Seeing how I believe that my RAM usage might max. out at some point (it is at 50% right now), would this count as the ‘heap memory usage’? Couldn’t find much information on how to debug that through Ray - except for maybe the experimental profiling button (which i did not see on the Logical view of my Ray dashboard).

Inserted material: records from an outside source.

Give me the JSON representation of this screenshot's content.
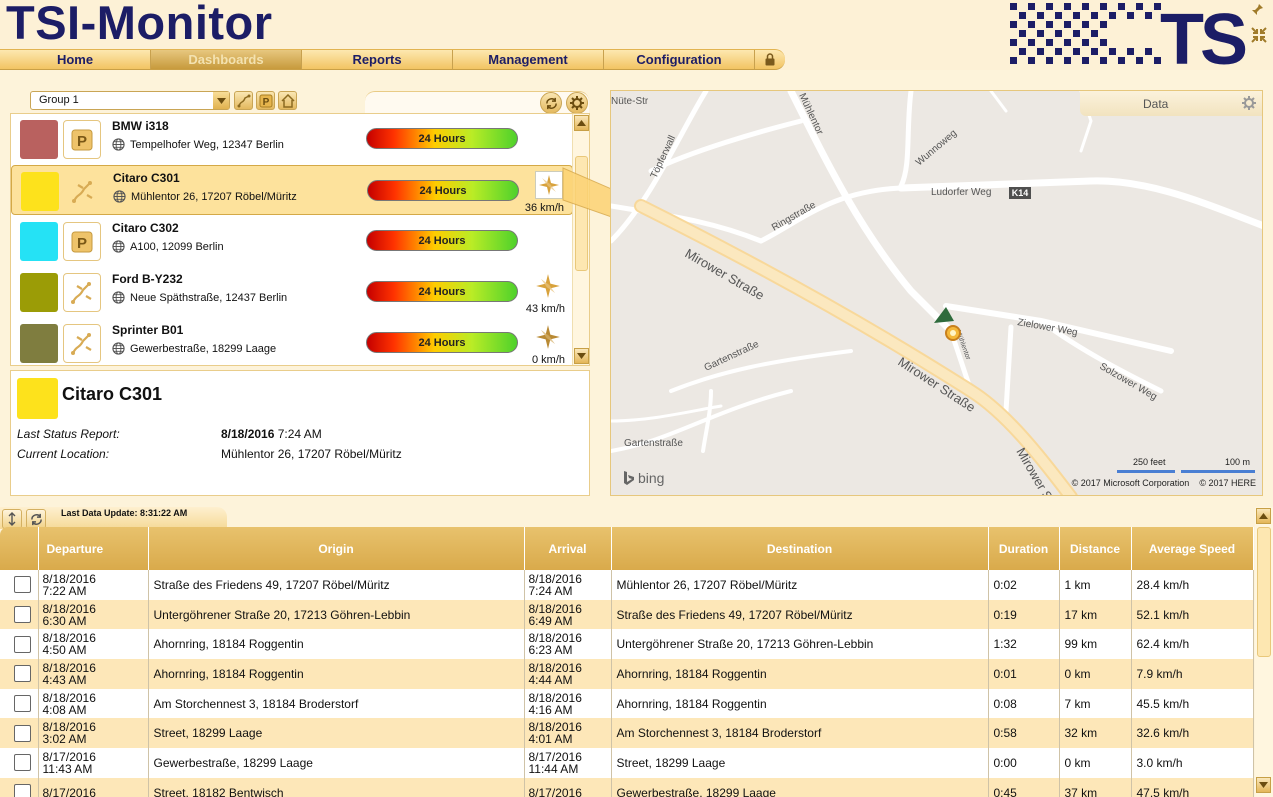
{
  "app": {
    "title": "TSI-Monitor"
  },
  "nav": {
    "items": [
      {
        "label": "Home",
        "active": false
      },
      {
        "label": "Dashboards",
        "active": true
      },
      {
        "label": "Reports",
        "active": false
      },
      {
        "label": "Management",
        "active": false
      },
      {
        "label": "Configuration",
        "active": false
      }
    ]
  },
  "group_select": {
    "value": "Group 1"
  },
  "vehicles": [
    {
      "name": "BMW i318",
      "address": "Tempelhofer Weg, 12347 Berlin",
      "color": "#b9615f",
      "status_icon": "parking-icon",
      "bar_label": "24 Hours",
      "speed": "",
      "selected": false
    },
    {
      "name": "Citaro C301",
      "address": "Mühlentor 26, 17207 Röbel/Müritz",
      "color": "#fde21c",
      "status_icon": "driving-icon",
      "bar_label": "24 Hours",
      "speed": "36 km/h",
      "selected": true
    },
    {
      "name": "Citaro C302",
      "address": "A100, 12099 Berlin",
      "color": "#25e2f5",
      "status_icon": "parking-icon",
      "bar_label": "24 Hours",
      "speed": "",
      "selected": false
    },
    {
      "name": "Ford B-Y232",
      "address": "Neue Späthstraße, 12437 Berlin",
      "color": "#9b9c06",
      "status_icon": "driving-icon",
      "bar_label": "24 Hours",
      "speed": "43 km/h",
      "selected": false
    },
    {
      "name": "Sprinter B01",
      "address": "Gewerbestraße, 18299 Laage",
      "color": "#7f7d3f",
      "status_icon": "driving-icon",
      "bar_label": "24 Hours",
      "speed": "0 km/h",
      "selected": false
    }
  ],
  "detail": {
    "name": "Citaro C301",
    "color": "#fde21c",
    "last_status_label": "Last Status Report:",
    "last_status_date": "8/18/2016",
    "last_status_time": "7:24 AM",
    "location_label": "Current Location:",
    "location_value": "Mühlentor 26, 17207 Röbel/Müritz"
  },
  "map": {
    "data_tab_label": "Data",
    "streets": {
      "muehlentor": "Mühlentor",
      "nuete": "Nüte-Str",
      "toepferwall": "Töpferwall",
      "wunnoweg": "Wunnoweg",
      "ludorfer": "Ludorfer Weg",
      "k14": "K14",
      "ringstrasse": "Ringstraße",
      "mirower1": "Mirower Straße",
      "mirower2": "Mirower Straße",
      "mirower3": "Mirower Straße",
      "zielower": "Zielower Weg",
      "solzower": "Solzower Weg",
      "gartenstrasse1": "Gartenstraße",
      "gartenstrasse2": "Gartenstraße",
      "muehlentor2": "Mühlentor"
    },
    "bing_label": "bing",
    "scale_feet": "250 feet",
    "scale_m": "100 m",
    "copyright_ms": "© 2017 Microsoft Corporation",
    "copyright_here": "© 2017 HERE"
  },
  "trips": {
    "last_update": "Last Data Update: 8:31:22 AM",
    "columns": [
      "",
      "Departure",
      "Origin",
      "Arrival",
      "Destination",
      "Duration",
      "Distance",
      "Average Speed"
    ],
    "rows": [
      {
        "dep_date": "8/18/2016",
        "dep_time": "7:22 AM",
        "origin": "Straße des Friedens 49, 17207 Röbel/Müritz",
        "arr_date": "8/18/2016",
        "arr_time": "7:24 AM",
        "destination": "Mühlentor 26, 17207 Röbel/Müritz",
        "duration": "0:02",
        "distance": "1 km",
        "speed": "28.4 km/h"
      },
      {
        "dep_date": "8/18/2016",
        "dep_time": "6:30 AM",
        "origin": "Untergöhrener Straße 20, 17213 Göhren-Lebbin",
        "arr_date": "8/18/2016",
        "arr_time": "6:49 AM",
        "destination": "Straße des Friedens 49, 17207 Röbel/Müritz",
        "duration": "0:19",
        "distance": "17 km",
        "speed": "52.1 km/h"
      },
      {
        "dep_date": "8/18/2016",
        "dep_time": "4:50 AM",
        "origin": "Ahornring, 18184 Roggentin",
        "arr_date": "8/18/2016",
        "arr_time": "6:23 AM",
        "destination": "Untergöhrener Straße 20, 17213 Göhren-Lebbin",
        "duration": "1:32",
        "distance": "99 km",
        "speed": "62.4 km/h"
      },
      {
        "dep_date": "8/18/2016",
        "dep_time": "4:43 AM",
        "origin": "Ahornring, 18184 Roggentin",
        "arr_date": "8/18/2016",
        "arr_time": "4:44 AM",
        "destination": "Ahornring, 18184 Roggentin",
        "duration": "0:01",
        "distance": "0 km",
        "speed": "7.9 km/h"
      },
      {
        "dep_date": "8/18/2016",
        "dep_time": "4:08 AM",
        "origin": "Am Storchennest 3, 18184 Broderstorf",
        "arr_date": "8/18/2016",
        "arr_time": "4:16 AM",
        "destination": "Ahornring, 18184 Roggentin",
        "duration": "0:08",
        "distance": "7 km",
        "speed": "45.5 km/h"
      },
      {
        "dep_date": "8/18/2016",
        "dep_time": "3:02 AM",
        "origin": "Street, 18299 Laage",
        "arr_date": "8/18/2016",
        "arr_time": "4:01 AM",
        "destination": "Am Storchennest 3, 18184 Broderstorf",
        "duration": "0:58",
        "distance": "32 km",
        "speed": "32.6 km/h"
      },
      {
        "dep_date": "8/17/2016",
        "dep_time": "11:43 AM",
        "origin": "Gewerbestraße, 18299 Laage",
        "arr_date": "8/17/2016",
        "arr_time": "11:44 AM",
        "destination": "Street, 18299 Laage",
        "duration": "0:00",
        "distance": "0 km",
        "speed": "3.0 km/h"
      },
      {
        "dep_date": "8/17/2016",
        "dep_time": "",
        "origin": "Street, 18182 Bentwisch",
        "arr_date": "8/17/2016",
        "arr_time": "",
        "destination": "Gewerbestraße, 18299 Laage",
        "duration": "0:45",
        "distance": "37 km",
        "speed": "47.5 km/h"
      }
    ]
  }
}
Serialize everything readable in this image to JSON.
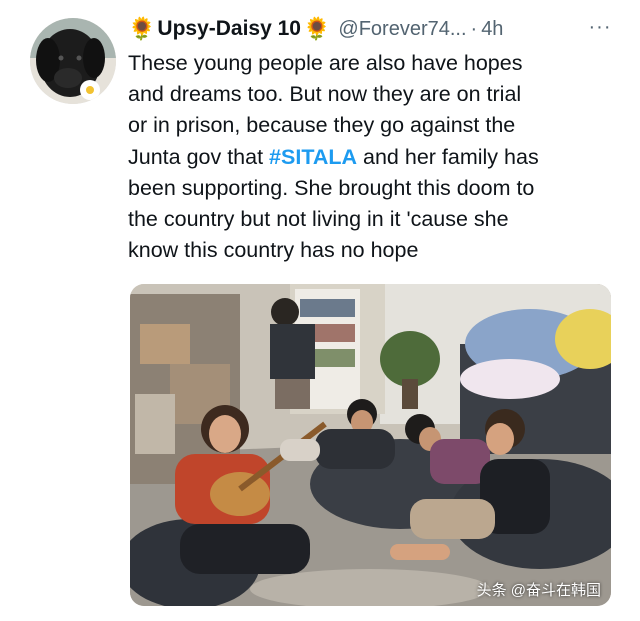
{
  "tweet": {
    "author": {
      "display_name": "Upsy-Daisy 10",
      "name_emoji": "🌻",
      "handle": "@Forever74...",
      "avatar_icon": "dog-avatar-icon"
    },
    "separator": "·",
    "time": "4h",
    "more_label": "···",
    "text_lines": [
      "These young people are also have hopes",
      "and dreams too. But now they are on trial",
      "or in prison, because they go against the"
    ],
    "line4_before": "Junta gov that ",
    "hashtag": "#SITALA",
    "line4_after": " and her family has",
    "text_lines_end": [
      "been supporting. She brought this doom to",
      "the country but not living in it 'cause she",
      "know this country has no hope"
    ],
    "hashtag_color": "#1d9bf0"
  },
  "watermark": "头条 @奋斗在韩国"
}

I will try running this on Ray’s nightly version if it fails again with this run (however, that might introduce another set of challenges). I hope to know by tomorrow morning. Sorry again for the trouble, and thank you for the continued support.

Hello,

The run stopped in the morning.

The original error:

2022-09-13 21:31:06,324	WARNING worker.py:1829 -- A worker died or was killed while executing a task by an unexpected system error. To troubleshoot the problem, check the logs for the dead worker. RayTask ID: ffffffffffffffffc00821a3d8c8e614fe5fde3601000000 Worker ID: 4534ef165311b4d3047042e27ef5b0521e4eb43f3ba671105d592847 Node ID: a561b0101bc5614e82e2d5b4f90dec765174a37a62e847e9de0dc96f Worker IP address: 192.168.0.42 Worker port: 10005 Worker PID: 374 Worker exit type: SYSTEM_ERROR Worker exit detail: Worker unexpectedly exits with a connection error code 2. End of file. There are some potential root causes. (1) The process is killed by SIGKILL by OOM killer due to high memory usage. (2) ray stop --force is called. (3) The worker is crashed unexpectedly due to SIGSEGV or other unexpected errors.
2022-09-13 21:31:12,929	ERROR trial_runner.py:980 -- Trial PPO(nv-1000_nl-3_nz-10_ls-5000.0_nb-1_bls-500.0_blp-2750.0_bll-0_bdur-END_puf-1_ec-0.3_df-0.5): Error processing event.
ray.tune.error._TuneNoNextExecutorEventError: Traceback (most recent call last):
  File "/usr/local/lib/python3.6/dist-packages/ray/tune/execution/ray_trial_executor.py", line 989, in get_next_executor_event
    future_result = ray.get(ready_future)
  File "/usr/local/lib/python3.6/dist-packages/ray/_private/client_mode_hook.py", line 105, in wrapper
    return func(*args, **kwargs)
  File "/usr/local/lib/python3.6/dist-packages/ray/_private/worker.py", line 2277, in get
    raise value
ray.exceptions.RayActorError: The actor died unexpectedly before finishing this task.
	class_name: PPO
	actor_id: c00821a3d8c8e614fe5fde3601000000
	pid: 374
	namespace: 2a3ac498-b1a4-4122-a924-87602cd4a194
	ip: 192.168.0.42
The actor is dead because its worker process has died. Worker exit type: SYSTEM_ERROR Worker exit detail: Worker unexpectedly exits with a connection error code 2. End of file. There are some potential root causes. (1) The process is killed by SIGKILL by OOM killer due to high memory usage. (2) ray stop --force is called. (3) The worker is crashed unexpectedly due to SIGSEGV or other unexpected errors.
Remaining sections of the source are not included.